Local spin for a tested framework
Master of Business Administration
University of Wales/HKMA
Despite having more than 20 years of experience working in an e-commerce firm, Alfred Cheng wanted to go back to school.
"It was not for just the title, but a desire for career and life improvement," says Cheng, who hopes to continue to broaden his horizons in management by taking up a master of business administration (MBA).
He chose the MBA programme awarded by the University of Wales (below) at the Hong Kong Management Association because the assessments are based on written assignments and case studies that enhance interaction among students and lecturers, and because of the convenience of the weekend lecture schedule, he says.
Cheng has found the course very practical as it utilises a great variety of written assignments, case studies, and group discussions to help students better understand theories.
"The knowledge gained and skills acquired through management studies are now benefiting me in my day-to-day business interactions," he says. "The programme has equipped me with management tools and helped me evaluate business issues to brighten my career prospects.
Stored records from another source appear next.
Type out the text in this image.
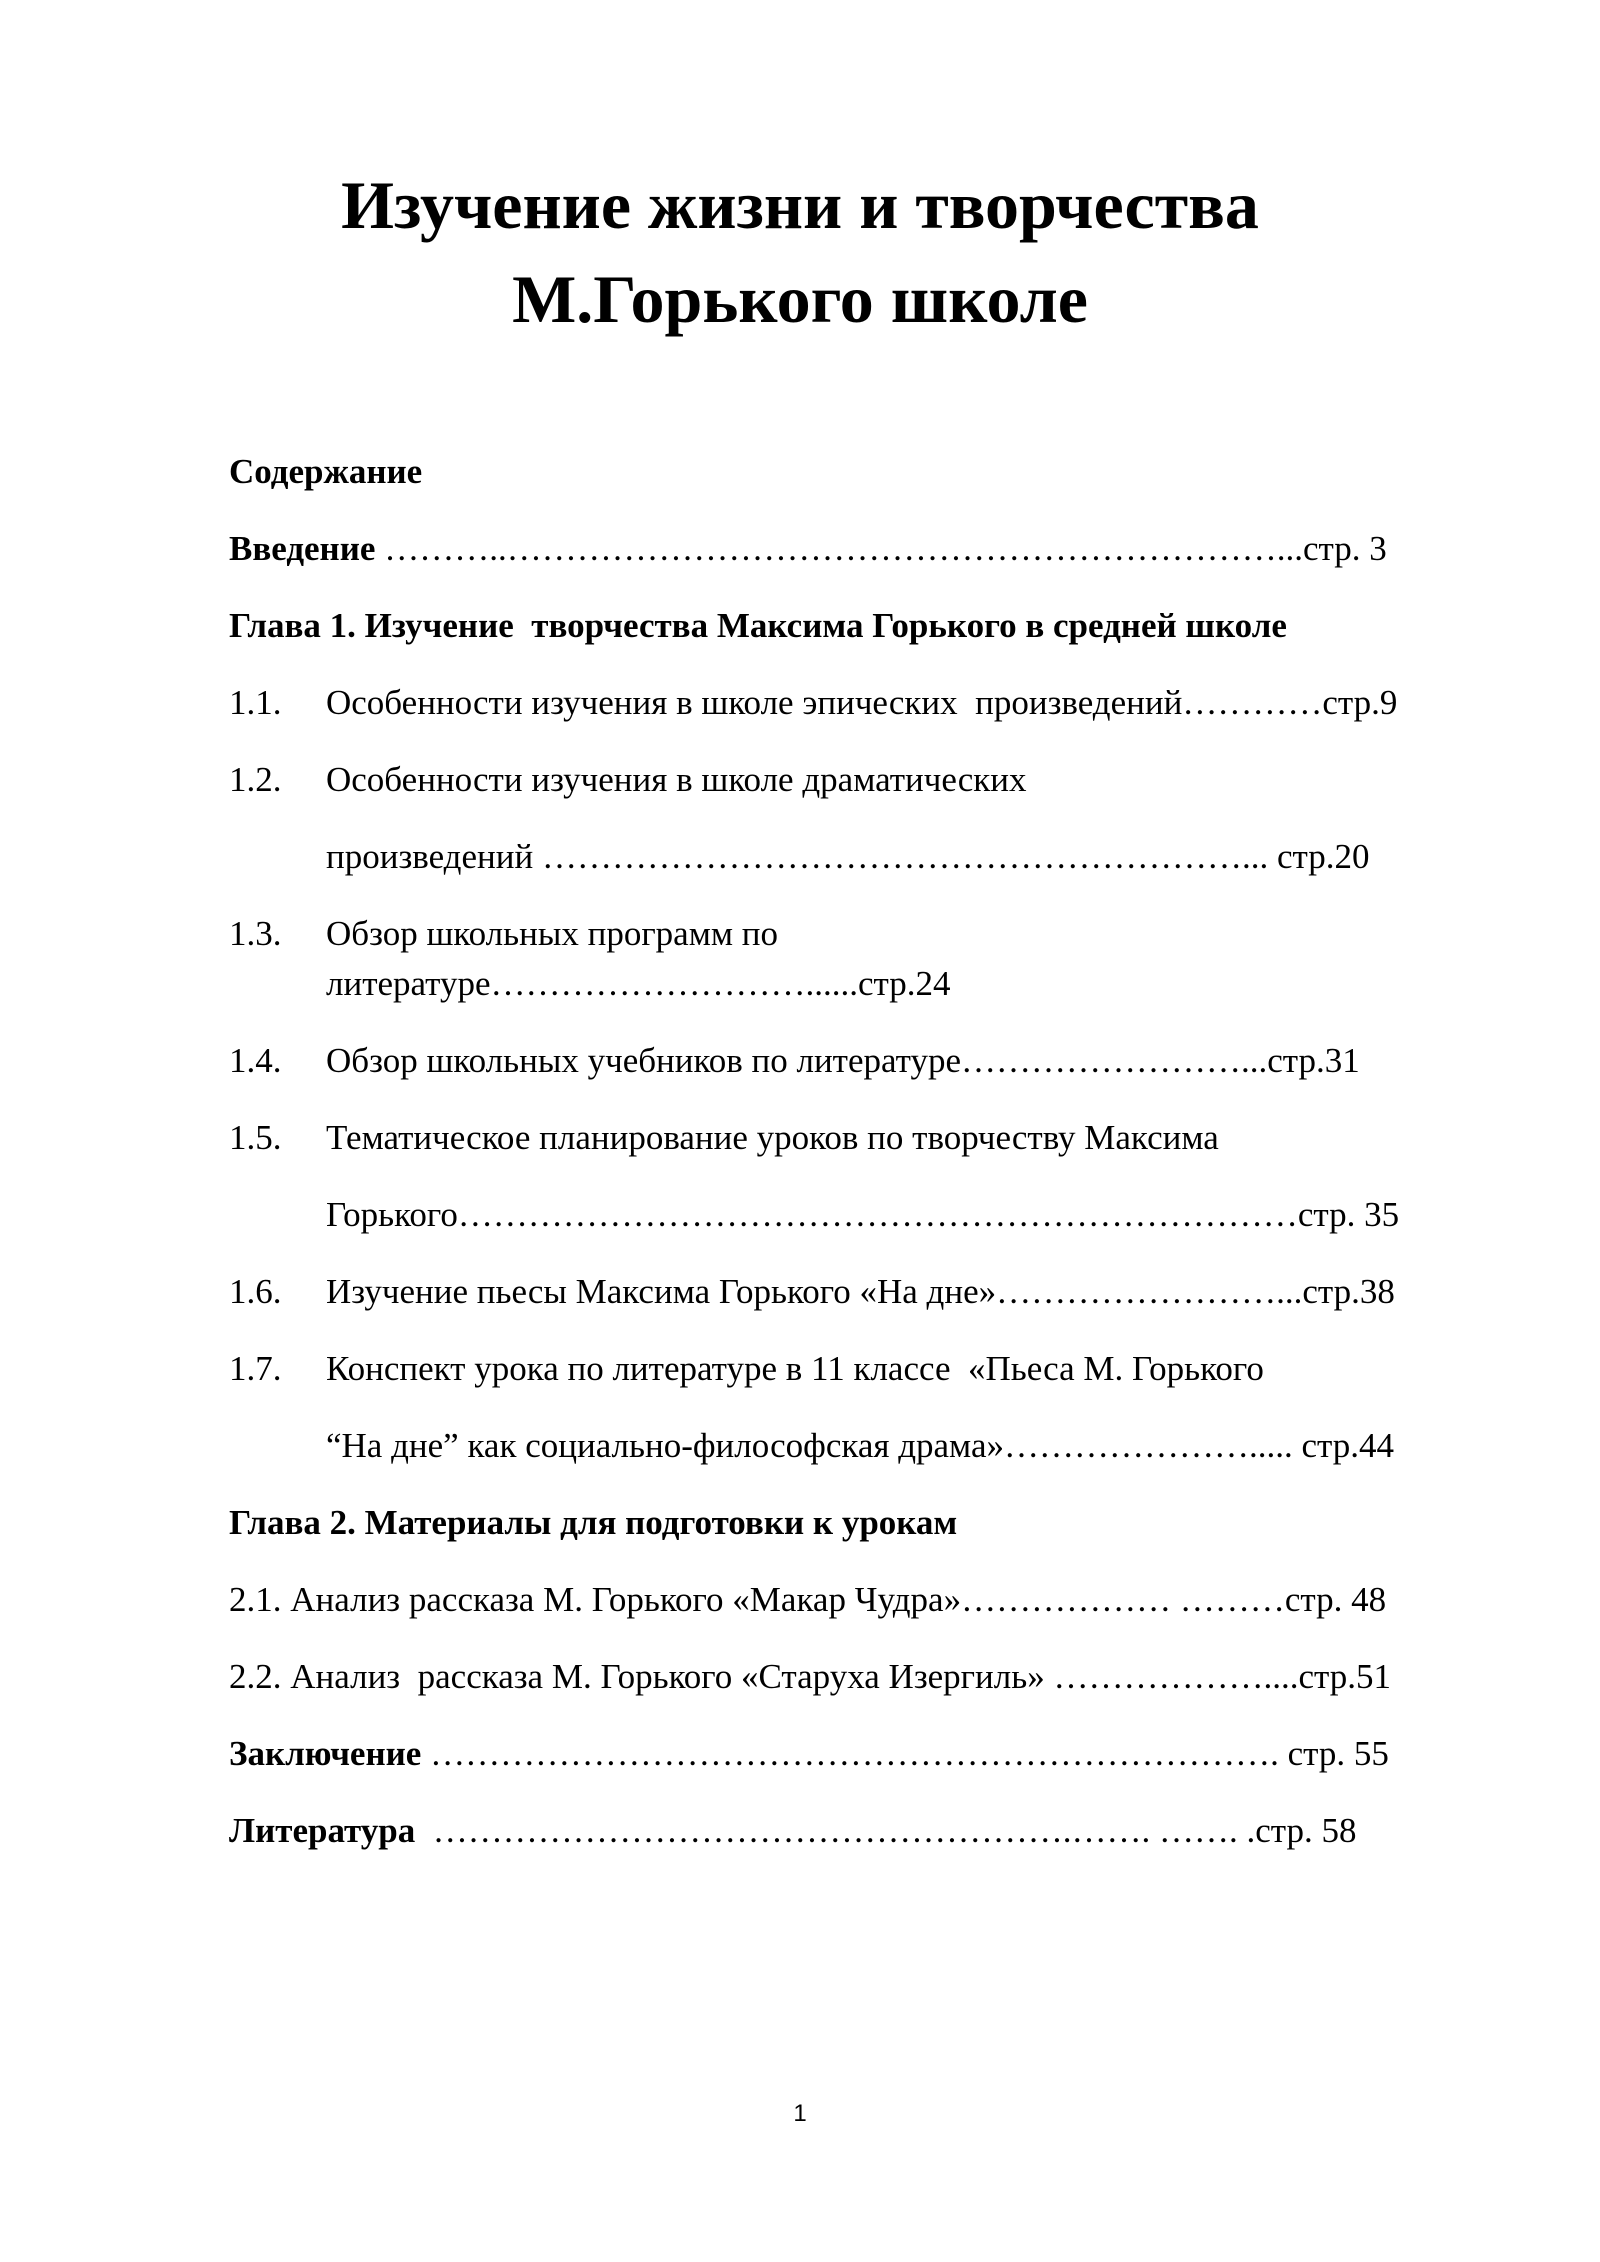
Изучение жизни и творчества
М.Горького школе
Содержание
Введение ………..…………………………………………………………...стр. 3
Глава 1. Изучение  творчества Максима Горького в средней школе
1.1. Особенности изучения в школе эпических  произведений…………стр.9
1.2. Особенности изучения в школе драматических
произведений ……………………………………………………... стр.20
1.3. Обзор школьных программ по
литературе………………………......стр.24
1.4. Обзор школьных учебников по литературе……………………...стр.31
1.5. Тематическое планирование уроков по творчеству Максима
Горького………………………………………………………………стр. 35
1.6. Изучение пьесы Максима Горького «На дне»……………………...стр.38
1.7. Конспект урока по литературе в 11 классе  «Пьеса М. Горького
“На дне” как социально-философская драма»…………………..... стр.44
Глава 2. Материалы для подготовки к урокам
2.1. Анализ рассказа М. Горького «Макар Чудра»……………… ………стр. 48
2.2. Анализ  рассказа М. Горького «Старуха Изергиль» ………………....стр.51
Заключение ………………………………………………………………. стр. 55
Литература  ……………………………………………….……. ……. .стр. 58
1
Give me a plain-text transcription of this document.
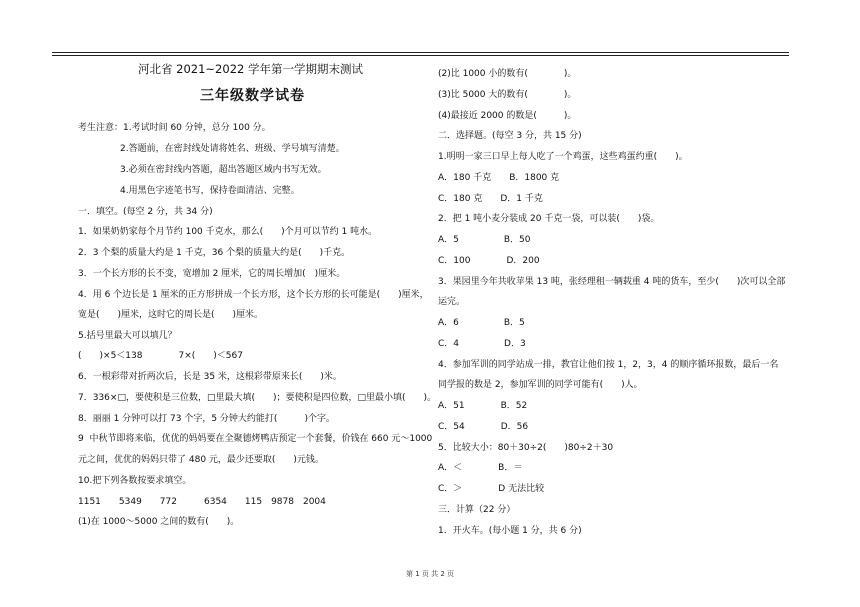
河北省 2021~2022 学年第一学期期末测试
三年级数学试卷
考生注意：1.考试时间 60 分钟，总分 100 分。
2.答题前，在密封线处请将姓名、班级、学号填写清楚。
3.必须在密封线内答题，超出答题区域内书写无效。
4.用黑色字迹笔书写，保持卷面清洁、完整。
一．填空。(每空 2 分，共 34 分)
1．如果奶奶家每个月节约 100 千克水，那么(　　)个月可以节约 1 吨水。
2．3 个梨的质量大约是 1 千克，36 个梨的质量大约是(　　)千克。
3．一个长方形的长不变，宽增加 2 厘米，它的周长增加(　)厘米。
4．用 6 个边长是 1 厘米的正方形拼成一个长方形，这个长方形的长可能是(　　)厘米，
宽是(　　)厘米，这时它的周长是(　　)厘米。
5.括号里最大可以填几？
(　　)×5＜138　　　　7×(　　)＜567
6．一根彩带对折两次后，长是 35 米，这根彩带原来长(　　)米。
7．336×□，要使积是三位数，□里最大填(　　)；要使积是四位数，□里最小填(　　)。
8．丽丽 1 分钟可以打 73 个字，5 分钟大约能打(　　　)个字。
9  中秋节即将来临，优优的妈妈要在全聚德烤鸭店预定一个套餐，价钱在 660 元～1000
元之间，优优的妈妈只带了 480 元，最少还要取(　　)元钱。
10.把下列各数按要求填空。
1151　　5349　　772　　　6354　　115　9878　2004
(1)在 1000～5000 之间的数有(　　)。
(2)比 1000 小的数有(　　　　)。
(3)比 5000 大的数有(　　　　)。
(4)最接近 2000 的数是(　　　)。
二．选择题。(每空 3 分，共 15 分)
1.明明一家三口早上每人吃了一个鸡蛋，这些鸡蛋约重(　　)。
A．180 千克　　B．1800 克
C．180 克　　D．1 千克
2．把 1 吨小麦分装成 20 千克一袋，可以装(　　)袋。
A．5　　　　　B．50
C．100　　　　D．200
3．果园里今年共收苹果 13 吨，张经理租一辆载重 4 吨的货车，至少(　　)次可以全部
运完。
A．6　　　　　B．5
C．4　　　　　D．3
4．参加军训的同学站成一排，教官让他们按 1，2，3，4 的顺序循环报数，最后一名
同学报的数是 2，参加军训的同学可能有(　　)人。
A．51　　　　B．52
C．54　　　　D．56
5．比较大小：80＋30÷2(　　)80÷2＋30
A．＜　　　　B．＝
C．＞　　　　D 无法比较
三．计算（22 分）
1．开火车。(每小题 1 分，共 6 分)
第 1 页 共 2 页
I found it very rewarding to exchange ideas with my lecturers and classmates who come from diverse backgrounds."
Cheng advises prospective students to plan their timetable carefully. "Being a part-time MBA student is tough and it is difficult to strike a balance between work and academic life, but it is a very rewarding experience. After completing the MBA programme, I am interested in doing further academic development through a DBA," he says.
Stephen Griffiths, MBA programme director of the University of Wales and moderator of its Hong Kong programmes, thinks successful managers need to be well-educated to respond to the ever-evolving business environment.
"Our students are usually in middle to senior management. They demand programmes that provide broad perspectives on the latest trends in the market as well as the business disciplines closely linked to their practical applications," he says.
The programme comprises modules focusing on general management, marketing, finance, human resources management, entrepreneurship and others. The course is founded on the University of Wales' well-established framework with "contextualised content" to fit the needs of local executives.
"We understand that doing a part-time master's degree is a big investment," Griffiths says. "When choosing our course of study, students want to know that the degree will allow them to move forward in their career or the academic field. The award is mapped against identical standards, content and levels as the MBA home course in Wales."
Applicants must be university graduates, or possess post-secondary or professional qualifications, plus three or more years of management experience. The programme takes two years to complete.